L'exemple suivant démontre comment ces règles doivent être appliquées.
Exemple 3. Composant gérant l'aggrégation
// Définition de l'interface IAdder :
struct IAdder : public IUnknown
{
virtual HRESULT STDMETHODCALLTYPE Add(long i, long j,
long *pResult)=0;
virtual HRESULT STDMETHODCALLTYPE Sub(long i, long j,
long *pResult)=0;
};
// Définition de l'interface IOpposite :
struct IOpposite : public IUnknown
{
virtual HRESULT STDMETHODCALLTYPE Opposite(long i, long *pResult)=0;
};
// Définition de l'interface IInnerUnknown :
struct IInnerUnknown
{
virtual HRESULT STDMETHODCALLTYPE InnerQueryInterface(REFIID iid,
void **ppvObject)=0;
virtual ULONG STDMETHODCALLTYPE InnerAddRef(void)=0;
virtual ULONG STDMETHODCALLTYPE InnerRelease(void)=0;
};
// Implémentation d'un objet gérant l'agrégation
// et plusieurs interfaces par héritage multiple :
class CAdder : public IInnerUnknown, public IAdder, public IOpposite
{
IUnknown *m_pUnknown; // Pointeur sur l'interface IUnknown à utiliser.

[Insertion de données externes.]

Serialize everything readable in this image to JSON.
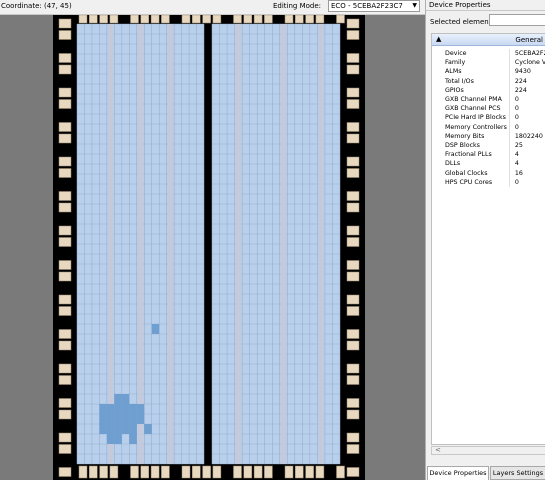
{
  "toolbar": {
    "coordinate": "Coordinate: (47, 45)",
    "editing_mode_label": "Editing Mode:",
    "editing_mode_value": "ECO - 5CEBA2F23C7"
  },
  "panel": {
    "title": "Device Properties",
    "selected_label": "Selected elements:",
    "selected_value": "",
    "group": {
      "toggle": "▲",
      "name": "General"
    },
    "properties": [
      {
        "key": "Device",
        "value": "5CEBA2F23C7*"
      },
      {
        "key": "Family",
        "value": "Cyclone V"
      },
      {
        "key": "ALMs",
        "value": "9430"
      },
      {
        "key": "Total I/Os",
        "value": "224"
      },
      {
        "key": "GPIOs",
        "value": "224"
      },
      {
        "key": "GXB Channel PMA",
        "value": "0"
      },
      {
        "key": "GXB Channel PCS",
        "value": "0"
      },
      {
        "key": "PCIe Hard IP Blocks",
        "value": "0"
      },
      {
        "key": "Memory Controllers",
        "value": "0"
      },
      {
        "key": "Memory Bits",
        "value": "1802240"
      },
      {
        "key": "DSP Blocks",
        "value": "25"
      },
      {
        "key": "Fractional PLLs",
        "value": "4"
      },
      {
        "key": "DLLs",
        "value": "4"
      },
      {
        "key": "Global Clocks",
        "value": "16"
      },
      {
        "key": "HPS CPU Cores",
        "value": "0"
      }
    ],
    "scroll_left": "<",
    "tabs": [
      "Device Properties",
      "Layers Settings"
    ]
  },
  "colors": {
    "lab": "#b8d0ec",
    "lab_used": "#6f9fd0",
    "column": "#c5c9dc",
    "io": "#e8d8c0",
    "chip": "#000000",
    "background": "#7a7a7a"
  },
  "icons": {
    "dropdown": "chevron-down-icon"
  }
}
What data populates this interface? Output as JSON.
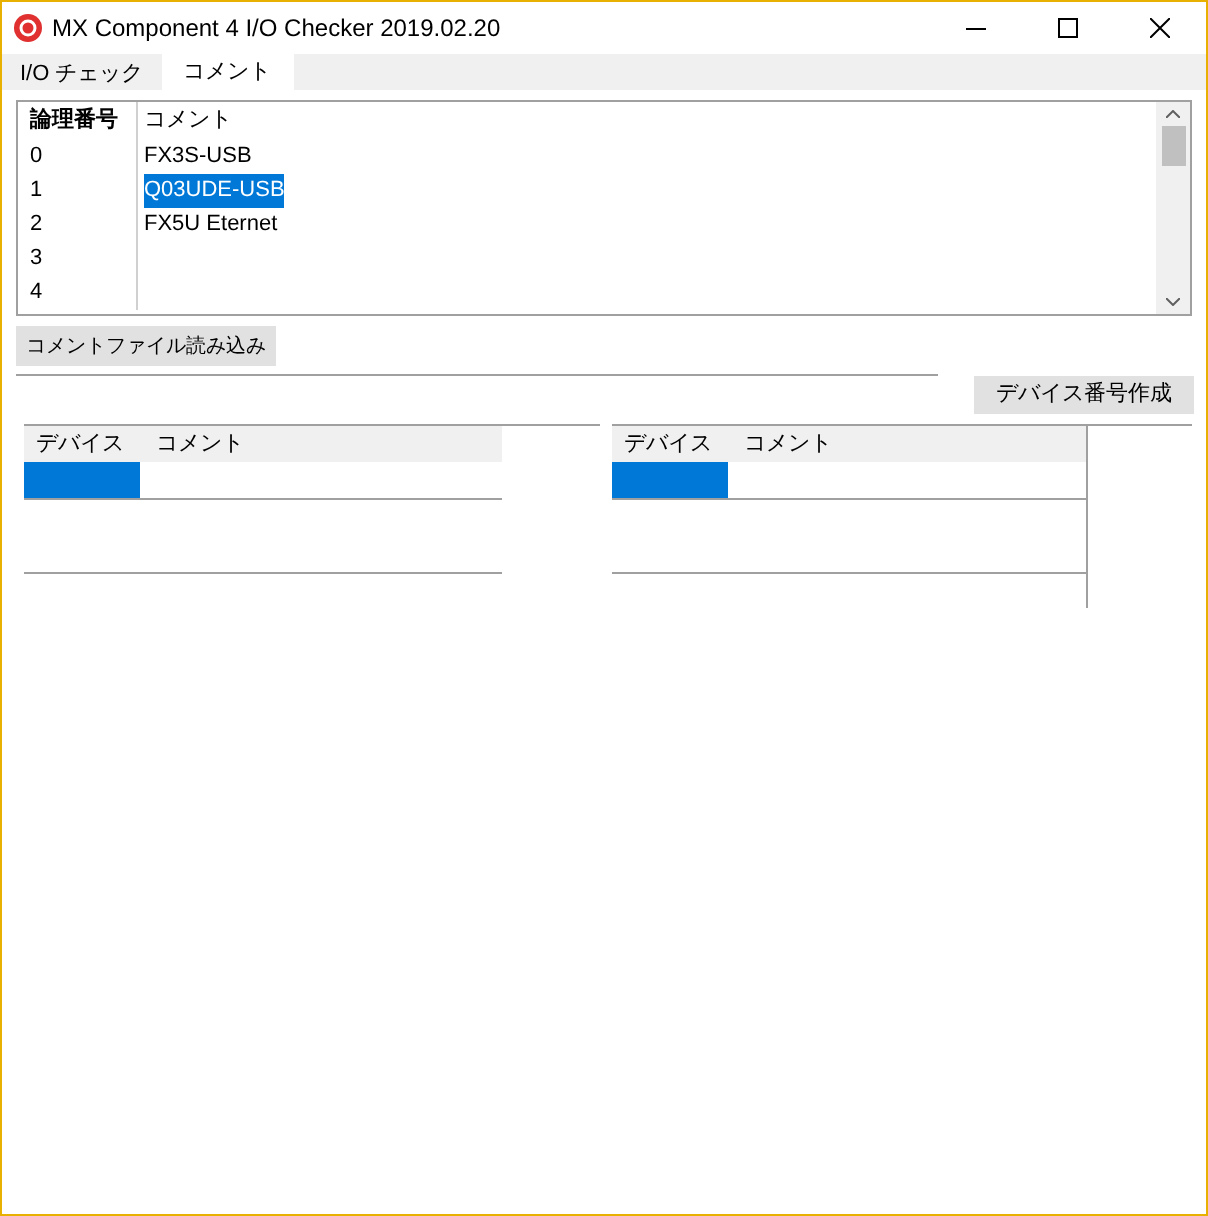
{
  "window": {
    "title": "MX Component 4 I/O Checker 2019.02.20"
  },
  "tabs": [
    {
      "label": "I/O チェック",
      "selected": false
    },
    {
      "label": "コメント",
      "selected": true
    }
  ],
  "comment_table": {
    "columns": [
      "論理番号",
      "コメント"
    ],
    "rows": [
      {
        "number": "0",
        "comment": "FX3S-USB",
        "selected": false
      },
      {
        "number": "1",
        "comment": "Q03UDE-USB",
        "selected": true
      },
      {
        "number": "2",
        "comment": "FX5U Eternet",
        "selected": false
      },
      {
        "number": "3",
        "selected": false
      },
      {
        "number": "4",
        "selected": false
      }
    ]
  },
  "load_button": "コメントファイル読み込み",
  "create_button": "デバイス番号作成",
  "device_tables": [
    {
      "columns": [
        "デバイス",
        "コメント"
      ],
      "rows": [
        {
          "selected": true
        }
      ]
    },
    {
      "columns": [
        "デバイス",
        "コメント"
      ],
      "rows": [
        {
          "selected": true
        }
      ]
    }
  ]
}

unsigned long m_ulRefCount;
public:
// Les méthodes de IInnerUnknown :
virtual HRESULT STDMETHODCALLTYPE InnerQueryInterface(REFIID iid,
void **ppvObject);
virtual ULONG STDMETHODCALLTYPE InnerAddRef(void);
virtual ULONG STDMETHODCALLTYPE InnerRelease(void);
// Les méthodes de IUnknown :
virtual HRESULT STDMETHODCALLTYPE QueryInterface(REFIID iid,
void **ppvObject);
virtual ULONG STDMETHODCALLTYPE AddRef(void);
virtual ULONG STDMETHODCALLTYPE Release(void);
// Méthodes de l'interface IAdder :
virtual HRESULT STDMETHODCALLTYPE Add(long i, long j,
long *pResult);
virtual HRESULT STDMETHODCALLTYPE Sub(long i, long j,
long *pResult);
// Méthodes de l'interface IOpposite :
virtual HRESULT STDMETHODCALLTYPE Opposite(long i, long *pResult);
// Constructeurs et fonctions d'initialisation :
CAdder(IUnknown *pUnknown);
HRESULT Init(void);
};
// Implémentation :
CAdder::CAdder(IUnknown *pUnknown) : m_ulRefCount(0)
{
// On détermine l'interface IUnknown à utiliser :
if (pUnknown!=0)
// Interface externe de l'agrégat
// (passé en paramètre lors de la construction) :
m_pUnknown=pUnknown;
else
// Interface IUnknown interne du composant :
m_pUnknown=reinterpret_cast<IUnknown *>(
static_cast<IInnerUnknown *>(this));
return ;
}
HRESULT CAdder::Init(void)
{
return NOERROR;
}
// Les méthodes de IUnknown appellent les fonctions de l'interface interne
// ou celles de l'interface externe de l'agrégat :
HRESULT STDMETHODCALLTYPE CAdder::QueryInterface(REFIID iid, void **ppvObject)
{
return m_pUnknown->QueryInterface(iid, ppvObject);
}
ULONG STDMETHODCALLTYPE CAdder::AddRef(void)
{
return m_pUnknown->AddRef();
}
ULONG STDMETHODCALLTYPE CAdder::Release(void)
{
return m_pUnknown->Release();
}
// Les méthodes de IInnerUnknown gèrent la durée de vie du composant :
HRESULT STDMETHODCALLTYPE CAdder::InnerQueryInterface(REFIID iid,
void **ppvObject)
{
// Initialisation du pointeur :
*ppvObject=0;
// Obtient le pointeur sur l'interface demandée :
// Le test suivant ne peut être vérifié que dans deux cas :
// - soit l'objet n'est pas aggrégé ;
// - soit il est aggrégé et la fonction de création demande
// l'interface IUnknown interne pour l'aggrégat.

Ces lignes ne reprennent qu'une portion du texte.